We also should be turning to foreign countries for assistance. There already are large numbers of immigrants working in healthcare in the United States. The Trump administration is hard at work deporting many of them. That will make it more difficult to attract foreign healthcare workers in the future, but hopefully a progressive Democratic administration can convince the world that the United States has returned to sanity.
There is an issue that by bringing large numbers of healthcare workers to the United States, especially doctors, we will be depriving poorer countries of desperately needed healthcare providers. There is a simple answer to this. We pay these countries to train two or three healthcare workers for every one that comes here.
This is a classic story of the winners from trade compensating the losers that economists always talk about when pushing trade deals through Congress, but never actually happens after they take effect. The logic is actually solid; the problem is the political will. Anyhow, we can give this compensation and create a win-win situation, if there is political support for it.
Getting back to the budget situation, the problem from large deficits is that they can push the economy beyond its capacity and lead to inflation. That doesn’t seem to be the problem at present, where the economy is showing considerable weakness. It’s hard to say what the world will look like if and when a progressive Democratic administration comes into power.
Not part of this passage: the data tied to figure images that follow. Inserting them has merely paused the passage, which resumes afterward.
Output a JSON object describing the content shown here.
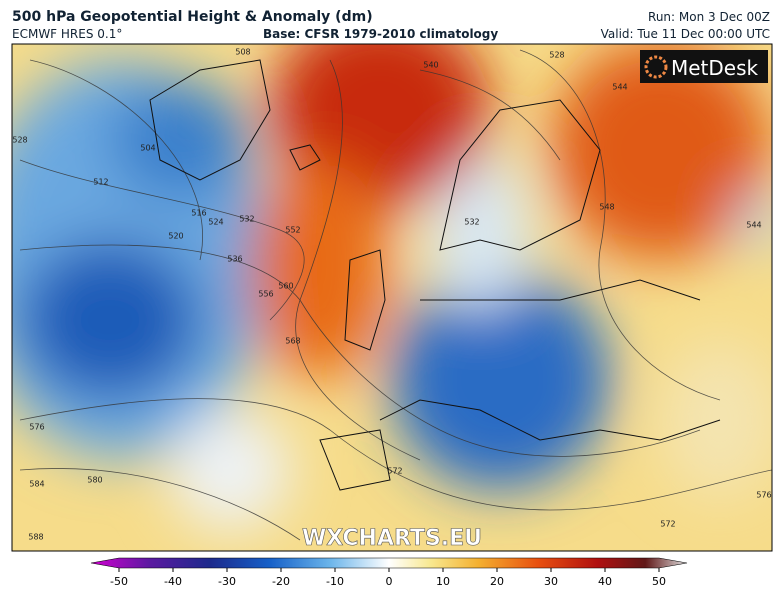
{
  "header": {
    "title": "500 hPa Geopotential Height & Anomaly (dm)",
    "model": "ECMWF HRES 0.1°",
    "base": "Base: CFSR 1979-2010 climatology",
    "run": "Run: Mon 3 Dec 00Z",
    "valid": "Valid: Tue 11 Dec 00:00 UTC"
  },
  "logo": "MetDesk",
  "watermark": "WXCHARTS.EU",
  "contour_labels": [
    508,
    504,
    512,
    516,
    520,
    524,
    528,
    532,
    536,
    556,
    560,
    552,
    568,
    540,
    528,
    544,
    548,
    532,
    576,
    584,
    580,
    588,
    572,
    572,
    576,
    544
  ],
  "colorbar": {
    "range": [
      -50,
      50
    ],
    "ticks": [
      -50,
      -40,
      -30,
      -20,
      -10,
      0,
      10,
      20,
      30,
      40,
      50
    ]
  }
}
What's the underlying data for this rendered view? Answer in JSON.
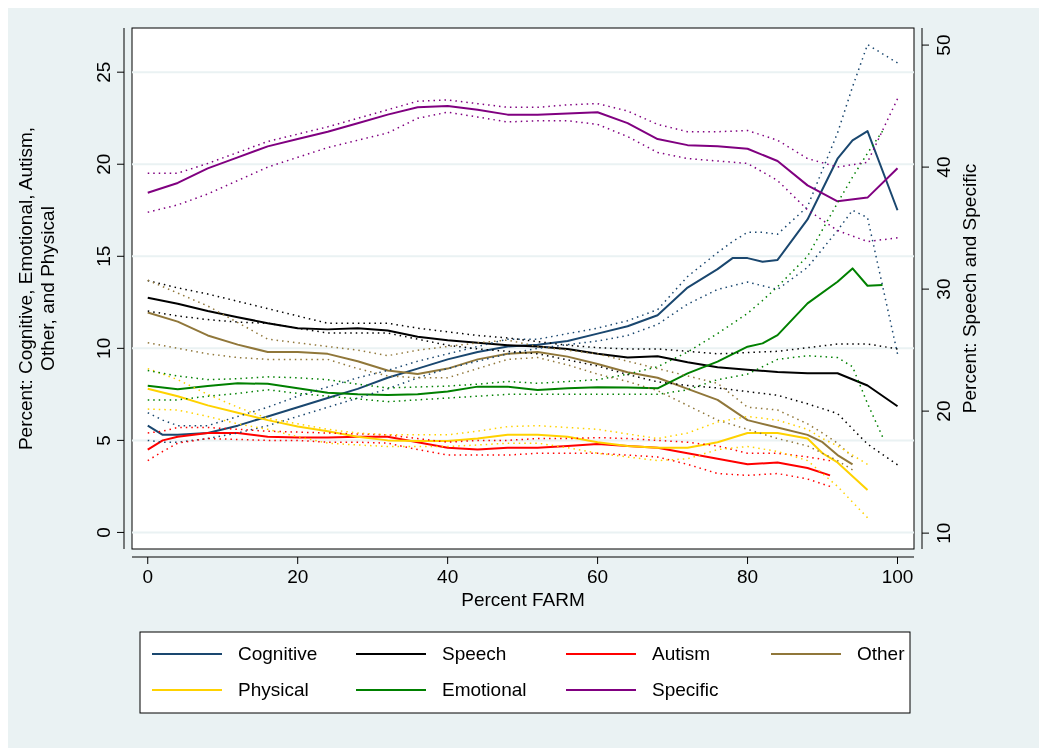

Insofar as it is necessary to raise revenue, Trump has shown us how easy it can be. He set the country on a course to raise close to $400 billion a year in taxes (more than $4 trillion over a decade), without even getting approval from Congress.
His method of ad hoc tariffs is probably about the worst way to raise revenue, but it does show that it is possible to raise large amounts of revenue. The better routes would be raising income taxes on high-end earners and a corporate income tax that we actually collect. (Either mandate companies give the government non-voting shares of corporate stock, or make returns to shareholders the basis for the income tax; proposals that are too simple for great policy minds to understand.)
We also should apply a modest sales tax to stock trades of say 0.1%. This will hugely reduce the bloat in the financial sector and cost the vast majority of households nothing. The politicians whining that a middle-class family with $400,000 in a 401(k) could end up paying another $100 a year in taxes should be told to eat shit and die. They are shilling for Wall Street: full stop.
Anyhow, the dire budget calculations showing that if we never do anything about deficits, in 2040 or 2050 we will have an incredibly high interest burden might be a good way to employ budget wonks, but they should not be treated as serious basis for policy. We can and do change budgets all the time, and if we do face problems where deficits are pushing the economy beyond its capacity, we know how to raise taxes and, if need be, cut less useful spending.
Moving to universal Medicare will be difficult both politically and practically, but it can be done. Democrats really should have it at the center of their political agenda.